Для всякого исследователя «Дон Кихота» это центральный вопрос в анализе открытой Сервантесом ситуации.
III. Национально-историческая основа ситуации
Сюжет о Дон Кихоте – первый не фольклорный и не книжный сюжет в истории романа, хотя героем его является «книжный» рыцарь. Но это и не условный шифр, не остроумная уловка для выражения авторской тенденции. Этот сюжет подсказан самой жизнью – национальной почвой и историческим моментом.
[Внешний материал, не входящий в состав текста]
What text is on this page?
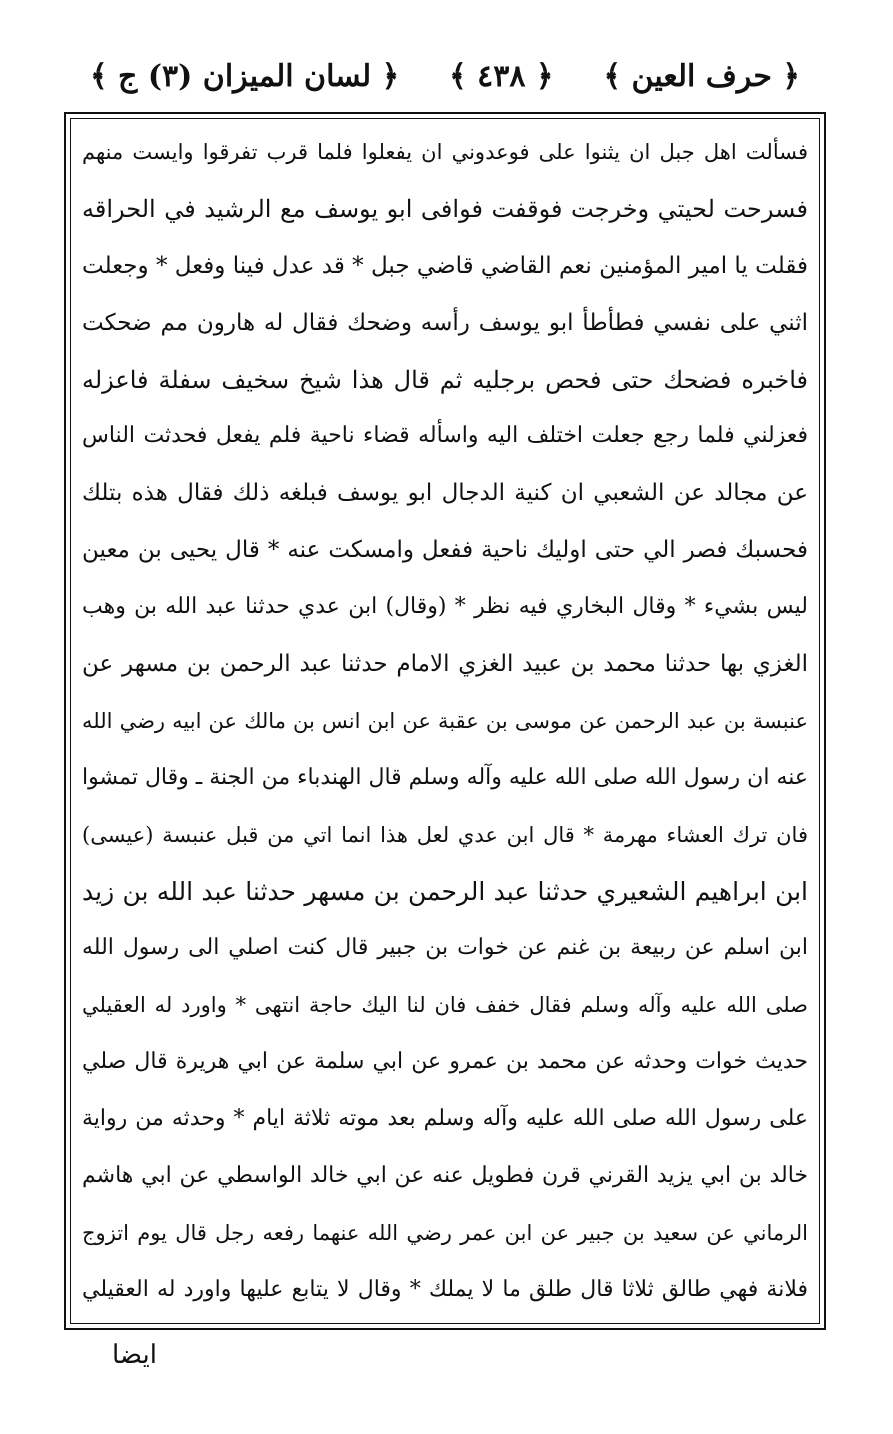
﴿ لسان الميزان (٣) ج ﴾ ﴿ ٤٣٨ ﴾ ﴿ حرف العين ﴾
فسألت اهل جبل ان يثنوا على فوعدوني ان يفعلوا فلما قرب تفرقوا وايست منهم
فسرحت لحيتي وخرجت فوقفت فوافى ابو يوسف مع الرشيد في الحراقه
فقلت يا امير المؤمنين نعم القاضي قاضي جبل * قد عدل فينا وفعل * وجعلت
اثني على نفسي فطأطأ ابو يوسف رأسه وضحك فقال له هارون مم ضحكت
فاخبره فضحك حتى فحص برجليه ثم قال هذا شيخ سخيف سفلة فاعزله
فعزلني فلما رجع جعلت اختلف اليه واسأله قضاء ناحية فلم يفعل فحدثت الناس
عن مجالد عن الشعبي ان كنية الدجال ابو يوسف فبلغه ذلك فقال هذه بتلك
فحسبك فصر الي حتى اوليك ناحية ففعل وامسكت عنه * قال يحيى بن معين
ليس بشيء * وقال البخاري فيه نظر * (وقال) ابن عدي حدثنا عبد الله بن وهب
الغزي بها حدثنا محمد بن عبيد الغزي الامام حدثنا عبد الرحمن بن مسهر عن
عنبسة بن عبد الرحمن عن موسى بن عقبة عن ابن انس بن مالك عن ابيه رضي الله
عنه ان رسول الله صلى الله عليه وآله وسلم قال الهندباء من الجنة ـ وقال تمشوا
فان ترك العشاء مهرمة * قال ابن عدي لعل هذا انما اتي من قبل عنبسة (عيسى)
ابن ابراهيم الشعيري حدثنا عبد الرحمن بن مسهر حدثنا عبد الله بن زيد
ابن اسلم عن ربيعة بن غنم عن خوات بن جبير قال كنت اصلي الى رسول الله
صلى الله عليه وآله وسلم فقال خفف فان لنا اليك حاجة انتهى * واورد له العقيلي
حديث خوات وحدثه عن محمد بن عمرو عن ابي سلمة عن ابي هريرة قال صلي
على رسول الله صلى الله عليه وآله وسلم بعد موته ثلاثة ايام * وحدثه من رواية
خالد بن ابي يزيد القرني قرن فطويل عنه عن ابي خالد الواسطي عن ابي هاشم
الرماني عن سعيد بن جبير عن ابن عمر رضي الله عنهما رفعه رجل قال يوم اتزوج
فلانة فهي طالق ثلاثا قال طلق ما لا يملك * وقال لا يتابع عليها واورد له العقيلي
ايضا
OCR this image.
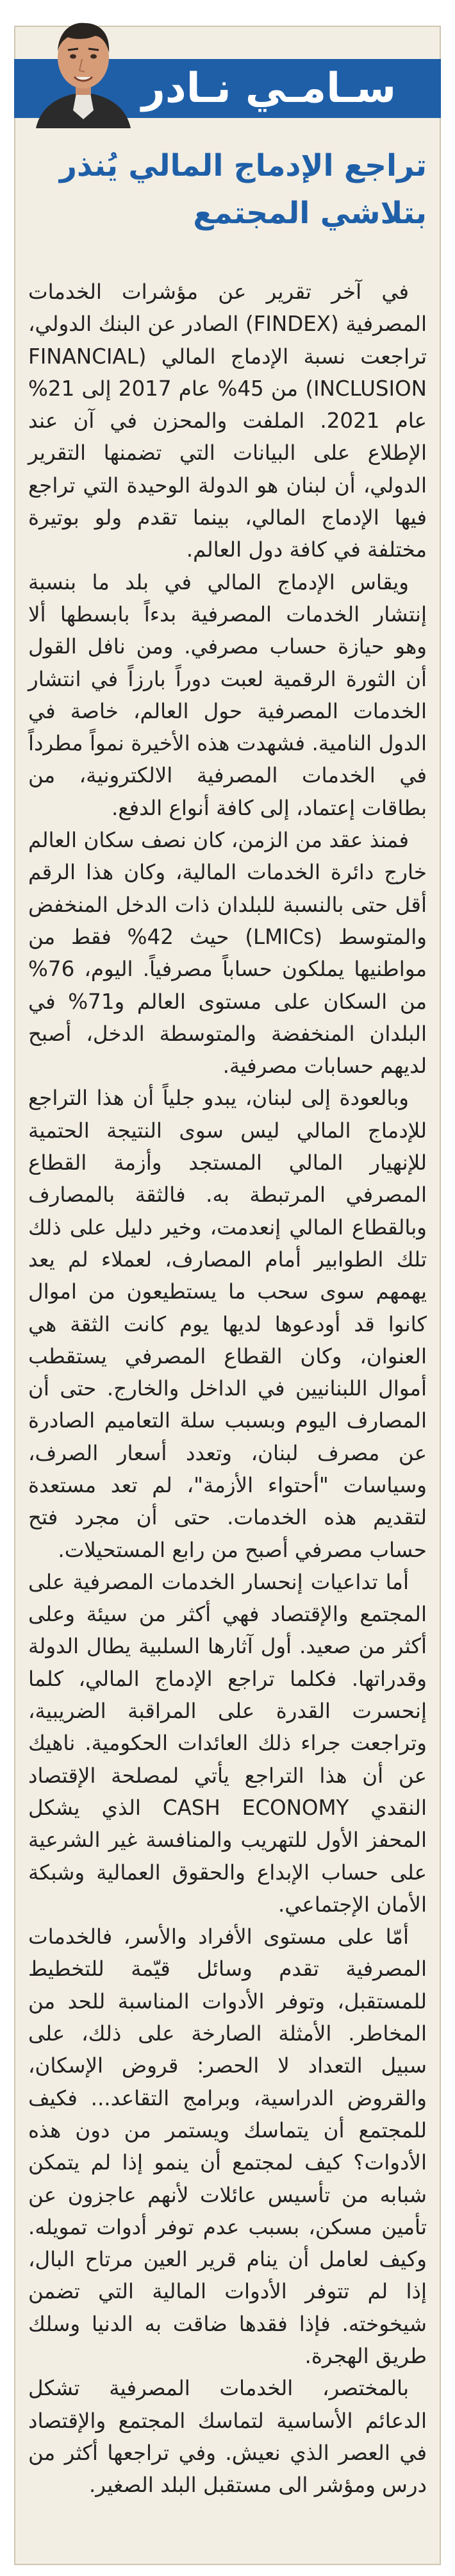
سـامـي نـادر
تراجع الإدماج المالي يُنذر بتلاشي المجتمع

في آخر تقرير عن مؤشرات الخدمات المصرفية (FINDEX) الصادر عن البنك الدولي، تراجعت نسبة الإدماج المالي (FINANCIAL INCLUSION) من 45% عام 2017 إلى 21% عام 2021. الملفت والمحزن في آن عند الإطلاع على البيانات التي تضمنها التقرير الدولي، أن لبنان هو الدولة الوحيدة التي تراجع فيها الإدماج المالي، بينما تقدم ولو بوتيرة مختلفة في كافة دول العالم.

ويقاس الإدماج المالي في بلد ما بنسبة إنتشار الخدمات المصرفية بدءاً بابسطها ألا وهو حيازة حساب مصرفي. ومن نافل القول أن الثورة الرقمية لعبت دوراً بارزاً في انتشار الخدمات المصرفية حول العالم، خاصة في الدول النامية. فشهدت هذه الأخيرة نمواً مطرداً في الخدمات المصرفية الالكترونية، من بطاقات إعتماد، إلى كافة أنواع الدفع.

فمنذ عقد من الزمن، كان نصف سكان العالم خارج دائرة الخدمات المالية، وكان هذا الرقم أقل حتى بالنسبة للبلدان ذات الدخل المنخفض والمتوسط (LMICs) حيث 42% فقط من مواطنيها يملكون حساباً مصرفياً. اليوم، 76% من السكان على مستوى العالم و71% في البلدان المنخفضة والمتوسطة الدخل، أصبح لديهم حسابات مصرفية.

وبالعودة إلى لبنان، يبدو جلياً أن هذا التراجع للإدماج المالي ليس سوى النتيجة الحتمية للإنهيار المالي المستجد وأزمة القطاع المصرفي المرتبطة به. فالثقة بالمصارف وبالقطاع المالي إنعدمت، وخير دليل على ذلك تلك الطوابير أمام المصارف، لعملاء لم يعد يهمهم سوى سحب ما يستطيعون من اموال كانوا قد أودعوها لديها يوم كانت الثقة هي العنوان، وكان القطاع المصرفي يستقطب أموال اللبنانيين في الداخل والخارج. حتى أن المصارف اليوم وبسبب سلة التعاميم الصادرة عن مصرف لبنان، وتعدد أسعار الصرف، وسياسات "أحتواء الأزمة"، لم تعد مستعدة لتقديم هذه الخدمات. حتى أن مجرد فتح حساب مصرفي أصبح من رابع المستحيلات.

أما تداعيات إنحسار الخدمات المصرفية على المجتمع والإقتصاد فهي أكثر من سيئة وعلى أكثر من صعيد. أول آثارها السلبية يطال الدولة وقدراتها. فكلما تراجع الإدماج المالي، كلما إنحسرت القدرة على المراقبة الضريبية، وتراجعت جراء ذلك العائدات الحكومية. ناهيك عن أن هذا التراجع يأتي لمصلحة الإقتصاد النقدي CASH ECONOMY الذي يشكل المحفز الأول للتهريب والمنافسة غير الشرعية على حساب الإبداع والحقوق العمالية وشبكة الأمان الإجتماعي.

أمّا على مستوى الأفراد والأسر، فالخدمات المصرفية تقدم وسائل قيّمة للتخطيط للمستقبل، وتوفر الأدوات المناسبة للحد من المخاطر. الأمثلة الصارخة على ذلك، على سبيل التعداد لا الحصر: قروض الإسكان، والقروض الدراسية، وبرامج التقاعد... فكيف للمجتمع أن يتماسك ويستمر من دون هذه الأدوات؟ كيف لمجتمع أن ينمو إذا لم يتمكن شبابه من تأسيس عائلات لأنهم عاجزون عن تأمين مسكن، بسبب عدم توفر أدوات تمويله. وكيف لعامل أن ينام قرير العين مرتاح البال، إذا لم تتوفر الأدوات المالية التي تضمن شيخوخته. فإذا فقدها ضاقت به الدنيا وسلك طريق الهجرة.

بالمختصر، الخدمات المصرفية تشكل الدعائم الأساسية لتماسك المجتمع والإقتصاد في العصر الذي نعيش. وفي تراجعها أكثر من درس ومؤشر الى مستقبل البلد الصغير.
Отрицательная сторона донкихотской ситуации – отсутствие «такта действительности» – внушена Сервантесу тем поразительным непониманием новых условий, той исторической слепотой, которую обнаружило испанское общество, и прежде всего его господствующие классы, при переходе к буржуазной эре. Сравнительно с прежними, рыцарскими и пасторальными, романами «Дон Кихот» – первое национальное произведение не только по широте и правдивости картины, но и по повторяющемуся от эпизода к эпизоду единому положению, освещающему трагикомедию испанской жизни.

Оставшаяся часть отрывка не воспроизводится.